#111809 | AsPredicted

'The relationship between dispositional envy, extremism, and conspiracy.'
(AsPredicted #111809)


Author(s)
This pre-registration is currently anonymous to enable blind peer-review.
It has one author.
Pre-registered on
11/04/2022 07:17 AM (PT)

1) Have any data been collected for this study already?
No, no data have been collected for this study yet.

2) What's the main question being asked or hypothesis being tested in this study?
Increased dispositional envy is correlated with an increase in generic beliefs in conspiracy theories.
Increased dispositional envy is correlated with an increase in extremism.
Increased extremism is correlated with an increase in generic beliefs in conspiracy theories.
Dispositional envy should account for the effect of extremism on generic beliefs in conspiracy theories.

3) Describe the key dependent variable(s) specifying how they will be measured.
DV: generic beliefs in conspiracy theories.

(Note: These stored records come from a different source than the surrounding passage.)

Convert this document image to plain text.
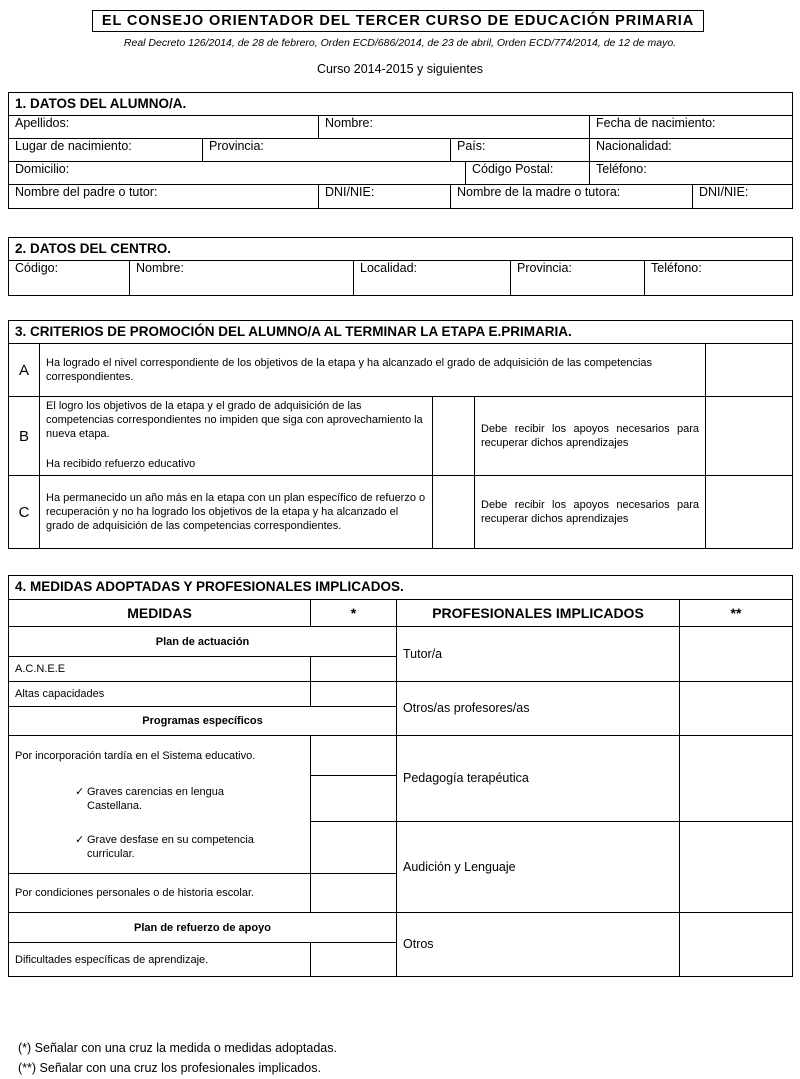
EL CONSEJO ORIENTADOR DEL TERCER CURSO DE EDUCACIÓN PRIMARIA
Real Decreto 126/2014, de 28 de febrero, Orden ECD/686/2014, de 23 de abril, Orden ECD/774/2014, de 12 de mayo.
Curso 2014-2015 y siguientes
1. DATOS DEL ALUMNO/A.						
Apellidos:		Nombre:			Fecha de nacimiento:	
Lugar de nacimiento:	Provincia:		País:		Nacionalidad:	
Domicilio:				Código Postal:	Teléfono:	
Nombre del padre o tutor:		DNI/NIE:	Nombre de la madre o tutora:			DNI/NIE:
2. DATOS DEL CENTRO.
Código:	Nombre:	Localidad:	Provincia:	Teléfono:
3. CRITERIOS DE PROMOCIÓN DEL ALUMNO/A AL TERMINAR LA ETAPA E.PRIMARIA.				
A	Ha logrado el nivel correspondiente de los objetivos de la etapa y ha alcanzado el grado de adquisición de las competencias correspondientes.			
B	El logro los objetivos de la etapa y el grado de adquisición de las competencias correspondientes no impiden que siga con aprovechamiento la nueva etapa.
Ha recibido refuerzo educativo		Debe recibir los apoyos necesarios para recuperar dichos aprendizajes	
C	Ha permanecido un año más en la etapa con un plan específico de refuerzo o recuperación y no ha logrado los objetivos de la etapa y ha alcanzado el grado de adquisición de las competencias correspondientes.		Debe recibir los apoyos necesarios para recuperar dichos aprendizajes	
4. MEDIDAS ADOPTADAS Y PROFESIONALES IMPLICADOS.			
MEDIDAS	*	PROFESIONALES IMPLICADOS	**
Plan de actuación		Tutor/a	
A.C.N.E.E			
Altas capacidades		Otros/as profesores/as	
Programas específicos			
Por incorporación tardía en el Sistema educativo.		Pedagogía terapéutica	

✓ Graves carencias en lengua Castellana.			

✓ Grave desfase en su competencia curricular.		Audición y Lenguaje	
Por condiciones personales o de historia escolar.			
Plan de refuerzo de apoyo		Otros	
Dificultades específicas de aprendizaje.			
(*) Señalar con una cruz la medida o medidas adoptadas.
(**) Señalar con una cruz los profesionales implicados.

4) How many and which conditions will participants be assigned to?
Research is correlational in nature, not experimental.

5) Specify exactly which analyses you will conduct to examine the main question/hypothesis.
Linear regression will be used to examine the main hypothesis. PROCESS by Hayes will be used to examine the meditation effect of dispositional envy.

6) Describe exactly how outliers will be defined and handled, and your precise rule(s) for excluding observations.
Participants who report 'not at all' to the question "Please indicate whether you carefully read and responded to the statements in this study (this will not affect your compensation)" will be excluded. Participants completing the survey too quickly (<2.5 SD below mean) will also be excluded.

7) How many observations will be collected or what will determine sample size?
No need to justify decision, but be precise about exactly how the number will be determined.

A total sample of 450 participants will be recruited from Amazon's Mechanical Turk via the participant recruitment platform CloudResearch. This amount ensures nearly twice the amount of participants required to reach ~95% power with alpha set at 0.05 to detect a small effect size of 0.10 in multiple regression. All power analyses are conducted using G*Power 3.1.

8) Anything else you would like to pre-register?
(e.g., secondary analyses, variables collected for exploratory purposes, unusual analyses planned?)

As of the writing of this pre-registration, the single author of this pre-registration was the only author involved in this research project.